Let’s pass simply the rv64gc (base) ISA string to the built-in benchmark function for AES-128:
karu@karudeb:~$ OPENSSL_riscvcap=rv64gc openssl speed -bytes 16384 -evp aes-128-ecb
The result is decidedly unimpressive, even for a processor running at 75 MHz, quite possibly because a constant-time implementation of AES requires a lot of overhead when AES extensions are not available:
Doing AES-128-ECB ops for 3s on 16384 size blocks: 36 AES-128-ECB ops in 2.96s
version: 3.5.6
built on: Mon May 4 18:39:11 2026 UTC
options: bn(64,64)
compiler: gcc -fPIC -pthread -Wa,--noexecstack -Wall -fzero-call-used-regs=used-gpr -Wa,--noexecstack -g -O2 -Werror=implicit-function-declaration -ffile-prefix-map=/build/reproducible-path/openssl-3.5.6=. -fstack-protector-strong -Wformat -Werror=format-security -DOPENSSL_USE_NODELETE -DOPENSSL_PIC -DOPENSSL_BUILDING_OPENSSL -DZLIB -DZSTD -DNDEBUG -Wdate-time -D_FORTIFY_SOURCE=2
CPUINFO: OPENSSL_riscvcap=RV64GC env:rv64gc
The 'numbers' are in 1000s of bytes per second processed.
type 16384 bytes
AES-128-ECB 199.26k
Now the same with vector AES extension Zvkned:
karu@karudeb:~$ OPENSSL_riscvcap=rv64gc_v_zvkned openssl speed -bytes 16384 -evp aes-128-ecb
[...]
The 'numbers' are in 1000s of bytes per second processed.
type 16384 bytes
AES-128-ECB 6564.63k
So, plain AES operations are 6564.63 / 199.26 = 33 times faster with the extension! (On this run — there is some variance with such a 3-second test.)

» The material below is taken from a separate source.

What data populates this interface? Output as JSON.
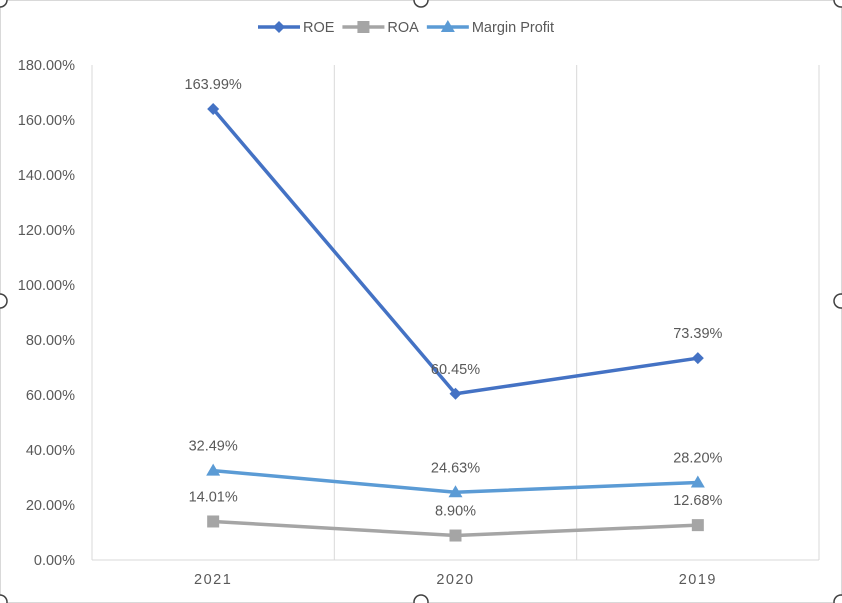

Initial OpenSSL Benchmarks
The KaruDeb repo includes an automated script openssl_zvk_bench that runs this test on relevant ciphers. Here are some summary numbers from my first run. These are wall-clock timings measured by the standard openssl speed command on the 75 MHz FPGA board running Linux 7.1.1 (with full MMU and DDR4 memory overhead):
| Case | Algorithm | scalar kB/s | Best cap set | Best kB/s | Best speedup |
|---|---|---|---|---|---|
| aes-128-ecb | AES-128-ECB | 196.2 | zvkb_zvkned | 6553.6 | 33.40x |
| aes-128-ctr | AES-128-CTR | 170.1 | zvkb_zvkned | 5589.0 | 32.87x |
| aes-128-gcm | AES-128-GCM | 124.8 | zvkb_zvkg_zvkned | 4203.6 | 33.69x |
| aes-128-xts | AES-128-XTS | 169.6 | zvkned | 825.8 | 4.87x |
| ghash | ghash | 382.2 | zvkg | 14455.9 | 37.82x |
| sha256 | sha256 | 209.5 | zvkb_zvknha | 2414.2 | 11.52x |
| sha512 | sha512 | 372.8 | zvkb_zvknhb | 2077.1 | 5.57x |
| sm3 | sm3 | 194.4 | zvkb_zvksh | 1553.3 | 7.99x |
| sm4-ecb | SM4-ECB | 222.6 | zvkb_zvksed | 1784.8 | 8.02x |
| chacha20 | ChaCha20 | 403.4 | v_zbb_zvkb | 1363.7 | 3.38x |
Even though we write “Best cap set”, there is no harm in having all of the capabilities enabled simultaneously.
We also use the openssl command-line utility for additional end-to-end known-answer tests (KATs) for its symmetric crypto implementations; this script is openssl_zvk_kat.